MIR fällt auf: Jürgen Klopp hat recht
Meinung – Jürgen Klopp hat etwas gesagt, bei dem ich sofort dachte: Genau das ist der Punkt. Er wünsche sich einen „positiven Patriotismus“. Er wolle sich die Fahne zurückholen. Eine Deutschlandflagge, bei deren Anblick niemand mehr darüber nachdenkt, ob mit demjenigen, der sie zeigt, vielleicht „etwas nicht in Ordnung“ sei. Ich finde: Jürgen Klopp hat recht.
Vielleicht beschäftigt mich das auch deshalb, weil ich zu einer Generation gehöre, für die Schwarz-Rot-Gold lange Zeit tatsächlich etwas Spezielles war. Ich bin in den 2000er-Jahren geboren. Deutschlandflaggen kannte ich vor allem von Fußball-Welt- und Europameisterschaften.

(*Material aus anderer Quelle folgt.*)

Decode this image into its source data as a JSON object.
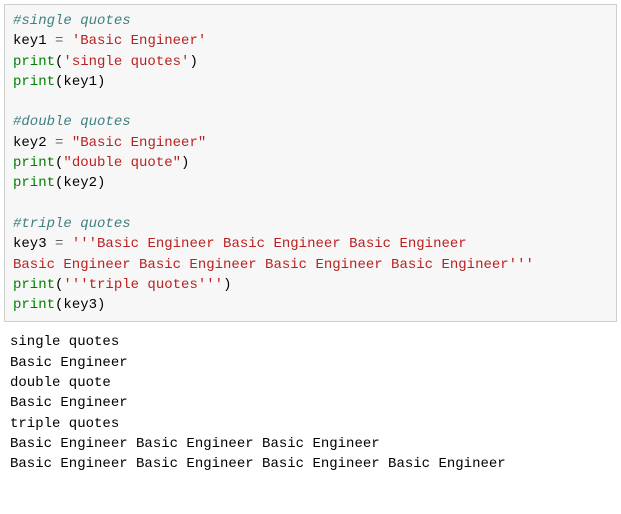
{
  "code": {
    "l01_comment": "#single quotes",
    "l02_name": "key1",
    "l02_op": " = ",
    "l02_str": "'Basic Engineer'",
    "l03_bi": "print",
    "l03_open": "(",
    "l03_str": "'single quotes'",
    "l03_close": ")",
    "l04_bi": "print",
    "l04_open": "(",
    "l04_arg": "key1",
    "l04_close": ")",
    "l05_blank": "",
    "l06_comment": "#double quotes",
    "l07_name": "key2",
    "l07_op": " = ",
    "l07_str": "\"Basic Engineer\"",
    "l08_bi": "print",
    "l08_open": "(",
    "l08_str": "\"double quote\"",
    "l08_close": ")",
    "l09_bi": "print",
    "l09_open": "(",
    "l09_arg": "key2",
    "l09_close": ")",
    "l10_blank": "",
    "l11_comment": "#triple quotes",
    "l12_name": "key3",
    "l12_op": " = ",
    "l12_str1": "'''Basic Engineer Basic Engineer Basic Engineer",
    "l13_str2": "Basic Engineer Basic Engineer Basic Engineer Basic Engineer'''",
    "l14_bi": "print",
    "l14_open": "(",
    "l14_str": "'''triple quotes'''",
    "l14_close": ")",
    "l15_bi": "print",
    "l15_open": "(",
    "l15_arg": "key3",
    "l15_close": ")"
  },
  "output": {
    "l1": "single quotes",
    "l2": "Basic Engineer",
    "l3": "double quote",
    "l4": "Basic Engineer",
    "l5": "triple quotes",
    "l6": "Basic Engineer Basic Engineer Basic Engineer",
    "l7": "Basic Engineer Basic Engineer Basic Engineer Basic Engineer"
  }
}
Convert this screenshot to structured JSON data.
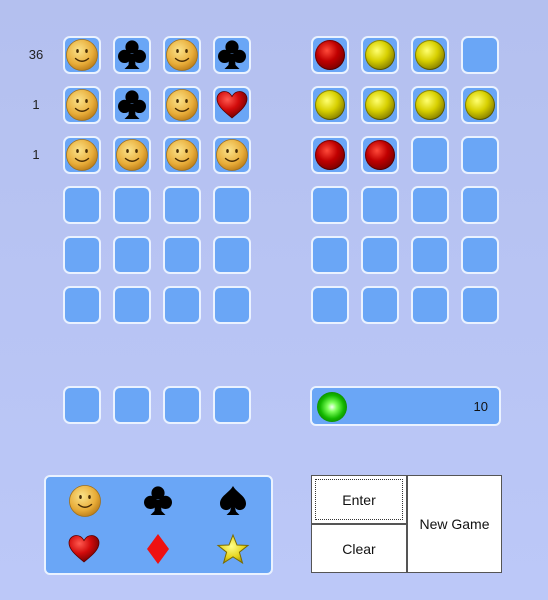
{
  "colors": {
    "cell": "#6aa6f6",
    "cell_border": "#eaf2ff",
    "background": "#b8c4f4"
  },
  "row_counts": [
    "36",
    "1",
    "1"
  ],
  "guess_rows": [
    [
      "smiley-icon",
      "club-icon",
      "smiley-icon",
      "club-icon"
    ],
    [
      "smiley-icon",
      "club-icon",
      "smiley-icon",
      "heart-icon"
    ],
    [
      "smiley-icon",
      "smiley-icon",
      "smiley-icon",
      "smiley-icon"
    ],
    [
      "",
      "",
      "",
      ""
    ],
    [
      "",
      "",
      "",
      ""
    ],
    [
      "",
      "",
      "",
      ""
    ]
  ],
  "feedback_rows": [
    [
      "red",
      "yellow",
      "yellow",
      ""
    ],
    [
      "yellow",
      "yellow",
      "yellow",
      "yellow"
    ],
    [
      "red",
      "red",
      "",
      ""
    ],
    [
      "",
      "",
      "",
      ""
    ],
    [
      "",
      "",
      "",
      ""
    ],
    [
      "",
      "",
      "",
      ""
    ]
  ],
  "current_guess": [
    "",
    "",
    "",
    ""
  ],
  "status": {
    "score": "10",
    "indicator": "green-orb"
  },
  "palette": [
    "smiley-icon",
    "club-icon",
    "spade-icon",
    "heart-icon",
    "diamond-icon",
    "star-icon"
  ],
  "buttons": {
    "enter": "Enter",
    "clear": "Clear",
    "new_game": "New Game"
  }
}
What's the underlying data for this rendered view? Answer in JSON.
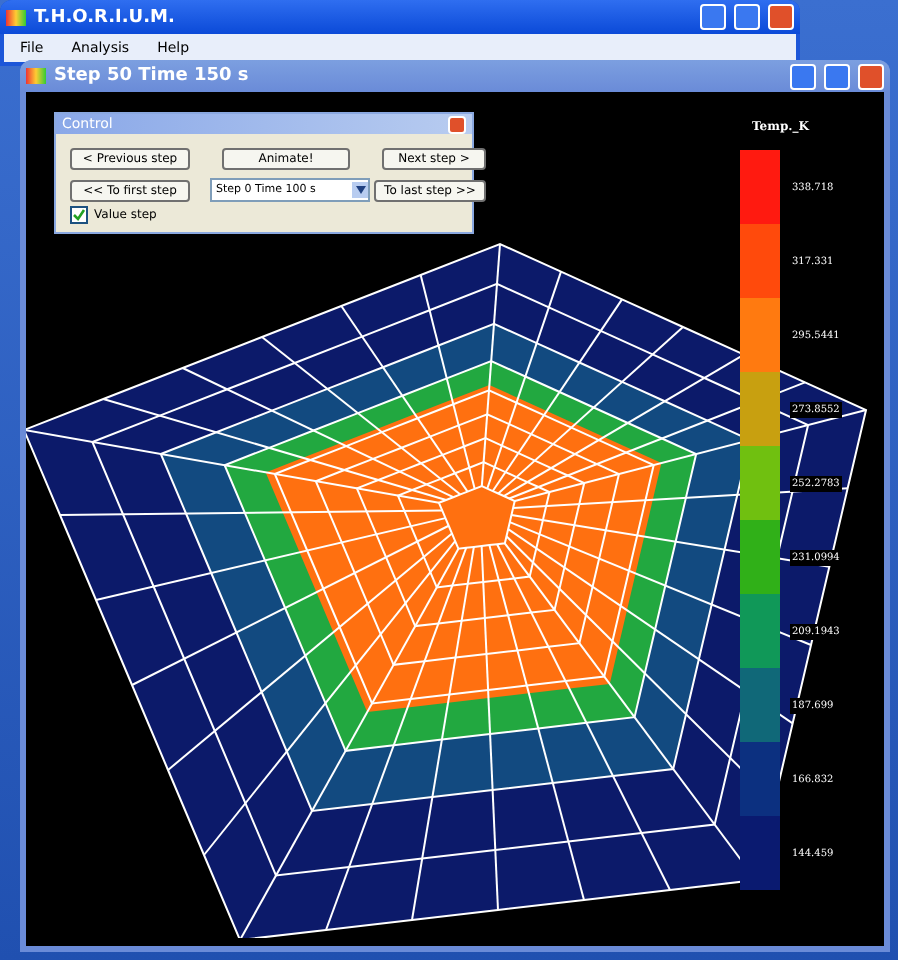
{
  "app_window": {
    "title": "T.H.O.R.I.U.M.",
    "menu": [
      "File",
      "Analysis",
      "Help"
    ]
  },
  "child_window": {
    "title": "Step 50  Time 150 s"
  },
  "control": {
    "title": "Control",
    "buttons": [
      {
        "label": "< Previous step",
        "kind": "button"
      },
      {
        "label": "Animate!",
        "kind": "button"
      },
      {
        "label": "Next step >",
        "kind": "button"
      },
      {
        "label": "<< To first step",
        "kind": "button"
      },
      {
        "label": "Step 0  Time  100 s",
        "kind": "select"
      },
      {
        "label": "To last step >>",
        "kind": "button"
      }
    ],
    "checkbox": {
      "label": "Value step",
      "checked": true
    }
  },
  "legend": {
    "title": "Temp._K",
    "segments": [
      {
        "label": "338.718",
        "color": "#ff1a10"
      },
      {
        "label": "317.331",
        "color": "#ff4a0c"
      },
      {
        "label": "295.5441",
        "color": "#ff7a10"
      },
      {
        "label": "273.8552",
        "color": "#c8a010"
      },
      {
        "label": "252.2783",
        "color": "#70c010"
      },
      {
        "label": "231.0994",
        "color": "#30b018"
      },
      {
        "label": "209.1943",
        "color": "#109858"
      },
      {
        "label": "187.699",
        "color": "#106878"
      },
      {
        "label": "166.832",
        "color": "#0c3080"
      },
      {
        "label": "144.459",
        "color": "#0a1a70"
      }
    ]
  }
}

Dann hingen sie plötzlich an Balkonen, steckten an Autos, wurden ins Gesicht gemalt und durch Innenstädte getragen. Deutschland spielte Fußball – und für ein paar Wochen war Schwarz-Rot-Gold normal.

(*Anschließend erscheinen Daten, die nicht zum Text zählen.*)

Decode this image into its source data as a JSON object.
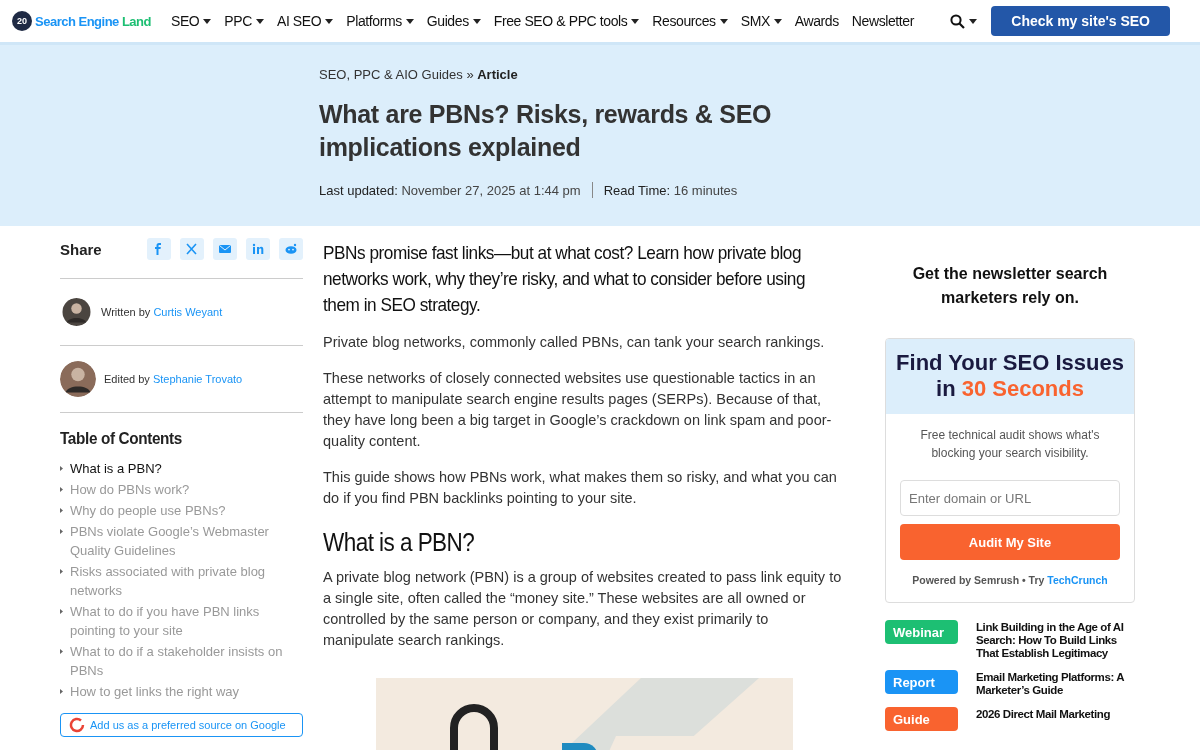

Die Deutschlandflagge sollte aber nichts sein, das wir alle zwei bis vier Jahre aus dem Keller holen, wenn unsere Nationalmannschaft ein großes Turnier spielt. Sie darf etwas ganz Alltägliches sein. Genau deshalb habe ich die Diskussion um die dauerhafte Beflaggung öffentlicher Gebäude in Michendorf mit besonderem Interesse verfolgt. Im Mai scheiterte in der Gemeindevertretung ein entsprechender Antrag denkbar knapp mit 10 zu 13 Stimmen.
In der Debatte wurde deutlich, wie unterschiedlich Schwarz-Rot-Gold noch immer wahrgenommen wird. In einem konkurrierenden Antrag war sogar von möglichem „Spielraum für eine nationalistische Interpretation“ bei Beflaggung mit der Deutschlandflagge die Rede.
Und genau an diesem Punkt komme ich nicht mit.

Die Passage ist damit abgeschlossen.